Published: April 26, 2017

Delores KnippCongratulations to research professor Delores Knipp, who has been selected to give the 2017 CEDAR Prize Lecture. Knipp is receiving the honor for her space weather research “unraveling the physical connection between shock-led interplanetary coronal mass ejections (ICMEs) and the subsequent response in the neutral thermosphere."

CEDAR, the Coupling, Energetics and Dynamics of Atmospheric Regions program, is a National Science Foundation initiative that provides funding to engineers and scientists investigating the make-up and behavior of the middle and upper atmosphere, which extends 6,000 miles above Earth’s surface. This region where the tenuous atmosphere links to space is also home to orbiting military, communications, and research satellites. Even the low concentrations of atmospheric gases can be significantly impacted by radiation and storms from the sun.
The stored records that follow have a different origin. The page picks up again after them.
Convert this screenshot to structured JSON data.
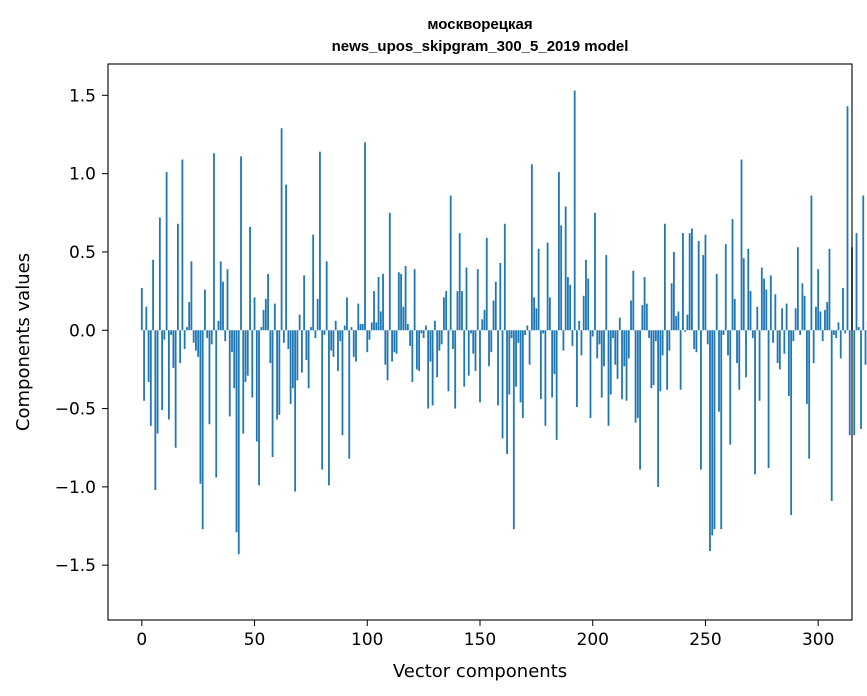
{
  "chart_data": {
    "type": "bar",
    "title_lines": [
      "москворецкая",
      "news_upos_skipgram_300_5_2019 model"
    ],
    "xlabel": "Vector components",
    "ylabel": "Components values",
    "xlim": [
      -15,
      315
    ],
    "ylim": [
      -1.85,
      1.7
    ],
    "x_ticks": [
      0,
      50,
      100,
      150,
      200,
      250,
      300
    ],
    "y_ticks": [
      -1.5,
      -1.0,
      -0.5,
      0.0,
      0.5,
      1.0,
      1.5
    ],
    "y_tick_labels": [
      "−1.5",
      "−1.0",
      "−0.5",
      "0.0",
      "0.5",
      "1.0",
      "1.5"
    ],
    "bar_color": "#1f77b4",
    "values": [
      0.27,
      -0.45,
      0.15,
      -0.33,
      -0.61,
      0.45,
      -1.02,
      -0.66,
      0.72,
      -0.51,
      -0.06,
      1.01,
      -0.57,
      -0.03,
      -0.24,
      -0.75,
      0.68,
      -0.21,
      1.09,
      -0.12,
      0.02,
      0.18,
      0.44,
      -0.08,
      -0.13,
      -0.17,
      -0.98,
      -1.27,
      0.26,
      -0.05,
      -0.6,
      -0.09,
      1.13,
      -0.94,
      0.06,
      0.44,
      0.31,
      -0.07,
      0.39,
      -0.55,
      -0.14,
      -0.37,
      -1.29,
      -1.43,
      1.11,
      -0.66,
      -0.33,
      -0.29,
      0.66,
      -0.43,
      0.21,
      -0.71,
      -0.99,
      0.02,
      0.13,
      0.2,
      0.36,
      -0.21,
      -0.81,
      0.17,
      -0.57,
      -0.54,
      1.29,
      -0.08,
      0.93,
      -0.12,
      -0.47,
      -0.37,
      -1.03,
      -0.32,
      0.1,
      -0.27,
      0.35,
      -0.19,
      -0.37,
      0.02,
      0.61,
      -0.05,
      0.2,
      1.14,
      -0.89,
      -0.03,
      0.44,
      -0.99,
      -0.13,
      -0.17,
      0.06,
      -0.26,
      -0.07,
      -0.67,
      0.03,
      0.21,
      -0.82,
      0.02,
      -0.17,
      -0.2,
      0.17,
      0.04,
      0.04,
      1.2,
      -0.14,
      -0.06,
      0.05,
      0.25,
      0.05,
      0.34,
      0.12,
      0.36,
      -0.22,
      -0.32,
      0.75,
      -0.2,
      -0.14,
      -0.15,
      0.37,
      0.36,
      0.15,
      0.41,
      0.04,
      -0.1,
      -0.33,
      0.39,
      -0.25,
      -0.26,
      -0.02,
      -0.05,
      0.03,
      -0.5,
      -0.2,
      -0.48,
      0.06,
      -0.3,
      -0.13,
      -0.09,
      0.21,
      0.25,
      -0.39,
      0.86,
      -0.12,
      -0.5,
      0.25,
      0.62,
      0.25,
      -0.36,
      0.4,
      -0.29,
      -0.02,
      -0.15,
      -0.26,
      0.39,
      -0.46,
      0.07,
      0.13,
      0.59,
      -0.23,
      -0.14,
      0.19,
      0.31,
      -0.48,
      0.43,
      -0.69,
      0.68,
      -0.79,
      -0.41,
      -0.05,
      -1.27,
      -0.36,
      -0.08,
      -0.46,
      -0.56,
      -0.03,
      0.03,
      -0.22,
      1.06,
      0.21,
      0.14,
      0.52,
      -0.44,
      -0.02,
      -0.61,
      0.56,
      0.21,
      -0.43,
      -0.28,
      -0.7,
      1.01,
      0.67,
      -0.13,
      0.79,
      0.34,
      0.29,
      -0.1,
      1.53,
      -0.49,
      0.06,
      -0.16,
      0.22,
      0.45,
      0.33,
      -0.56,
      -0.04,
      0.75,
      -0.18,
      -0.09,
      -0.43,
      -0.23,
      0.48,
      -0.61,
      -0.41,
      -0.05,
      -0.22,
      -0.31,
      0.08,
      -0.44,
      -0.23,
      -0.45,
      -0.18,
      0.19,
      0.38,
      -0.59,
      -0.56,
      -0.89,
      0.16,
      0.34,
      0.17,
      -0.05,
      -0.37,
      -0.35,
      -0.07,
      -1.0,
      -0.39,
      -0.16,
      0.68,
      -0.38,
      -0.13,
      0.3,
      0.5,
      0.09,
      0.12,
      -0.38,
      0.62,
      -0.01,
      0.1,
      0.62,
      0.65,
      -0.12,
      -0.14,
      0.57,
      -0.89,
      0.48,
      0.61,
      -0.09,
      -1.41,
      -1.31,
      -1.27,
      0.36,
      -0.52,
      -1.27,
      -0.03,
      0.55,
      -0.16,
      -0.73,
      0.71,
      0.2,
      -0.21,
      -0.38,
      1.09,
      0.46,
      -0.3,
      0.52,
      0.25,
      -0.05,
      -0.92,
      0.15,
      -0.45,
      0.4,
      0.33,
      0.26,
      -0.88,
      0.35,
      -0.08,
      0.23,
      -0.21,
      -0.25,
      0.14,
      -0.15,
      0.17,
      -0.42,
      -1.18,
      -0.07,
      0.14,
      0.53,
      -0.03,
      0.3,
      0.22,
      -0.47,
      -0.82,
      0.86,
      -0.21,
      0.15,
      0.39,
      0.12,
      -0.07,
      0.13,
      0.18,
      0.52,
      -1.09,
      -0.03,
      -0.05,
      0.05,
      -0.18,
      0.27,
      -0.02,
      1.43,
      -0.67,
      0.53,
      -0.67,
      0.62,
      0.02,
      -0.63,
      0.86,
      -0.22,
      0.06
    ]
  }
}
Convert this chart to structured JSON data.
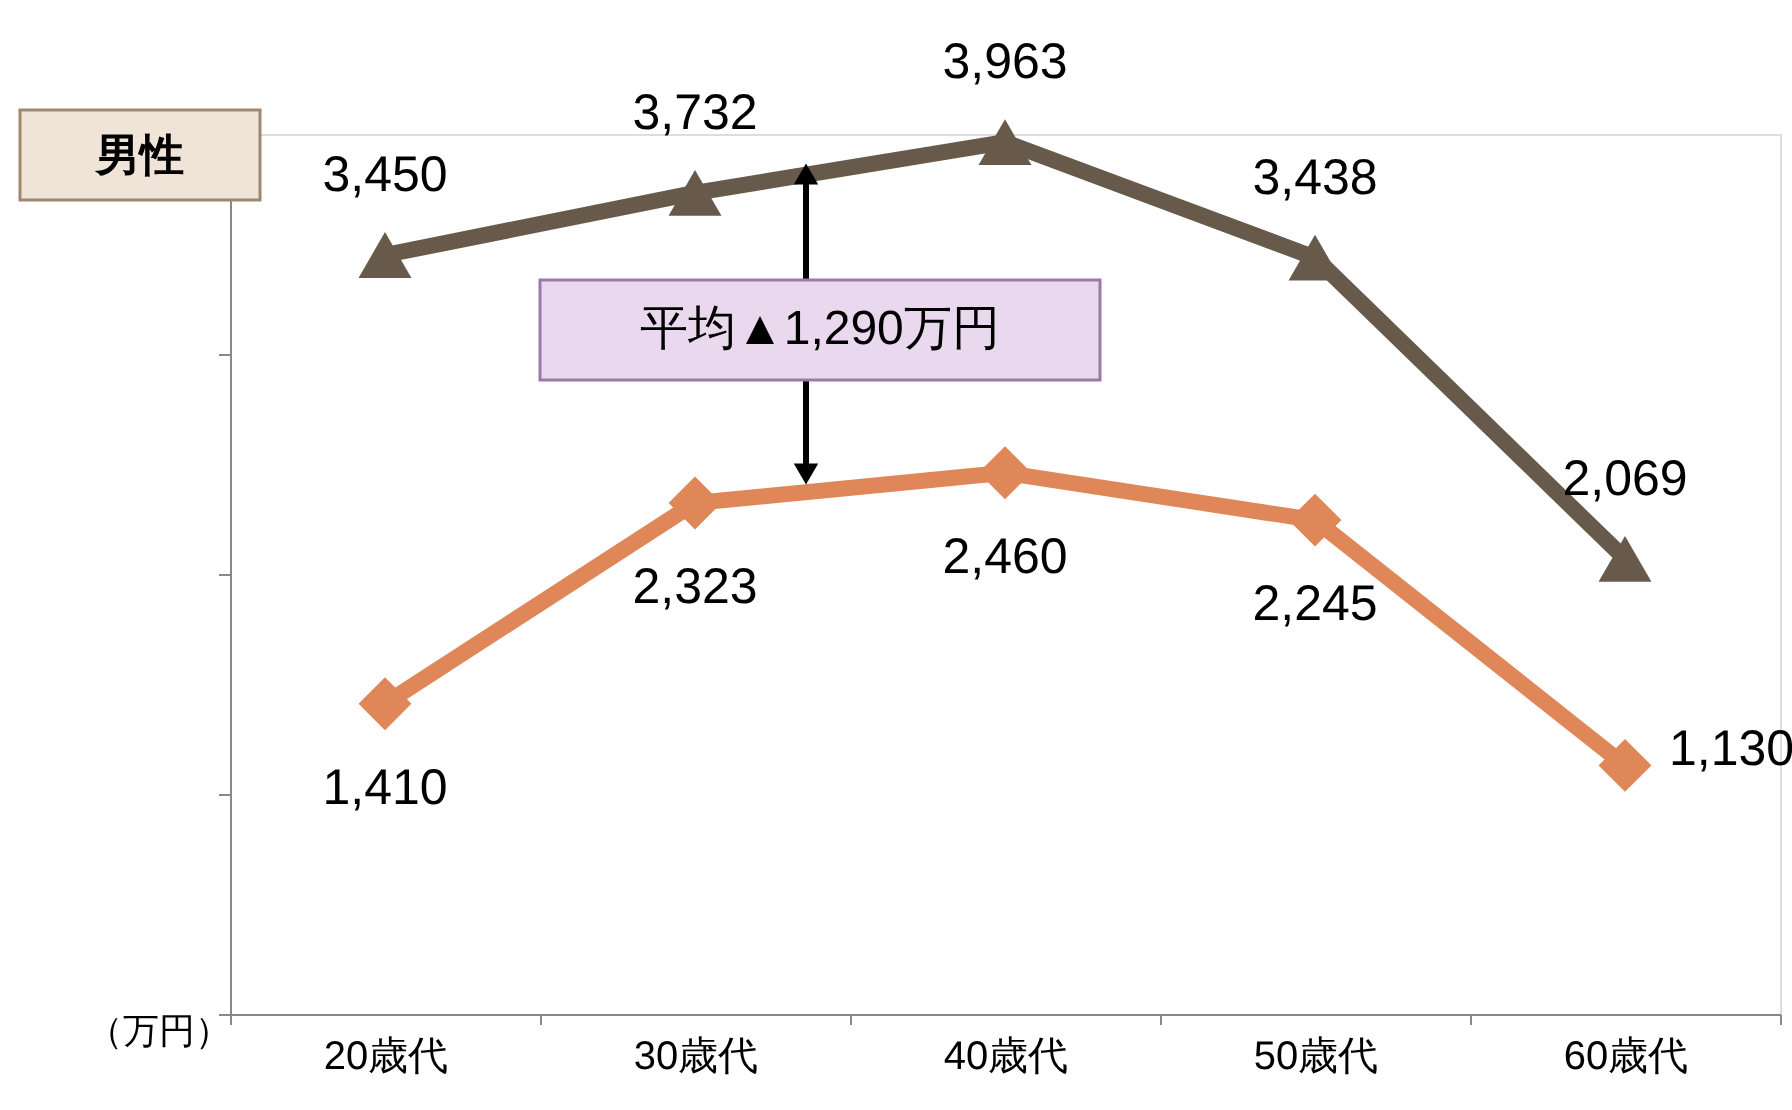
{
  "chart_data": {
    "type": "line",
    "title": "男性",
    "ylabel": "（万円）",
    "categories": [
      "20歳代",
      "30歳代",
      "40歳代",
      "50歳代",
      "60歳代"
    ],
    "series": [
      {
        "color": "#675a4a",
        "marker": "triangle",
        "values": [
          3450,
          3732,
          3963,
          3438,
          2069
        ],
        "value_labels": [
          "3,450",
          "3,732",
          "3,963",
          "3,438",
          "2,069"
        ]
      },
      {
        "color": "#e0875a",
        "marker": "diamond",
        "values": [
          1410,
          2323,
          2460,
          2245,
          1130
        ],
        "value_labels": [
          "1,410",
          "2,323",
          "2,460",
          "2,245",
          "1,130"
        ]
      }
    ],
    "tick_labels": "x",
    "grid": false,
    "legend": false,
    "annotations": [
      "平均▲1,290万円"
    ]
  }
}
The application of Knipp’s research is in forecasting low orbit satellite drag effects for collision avoidance. She recently received international attention for work showing Earth’s atmosphere consistently counteracts high altitude temperature spikes of hundreds of degrees that are caused by strong solar storms. Building on work of earlier scientists, Knipp and her team of graduate students determined the energy from extreme storms lead to unanticipatedly intense emissions from the trace chemical nitric oxide in the atmosphere, which results in rapid cooling.

Her research also earned wide notice last year for a paper on a 1967 solar storm that nearly took the US to the brink of war.

Multiple peers in the scientific community nominated Knipp for the Prize Lecture. She will deliver it at CEDAR’s Summer Workshop, set for June in Keystone, Colorado.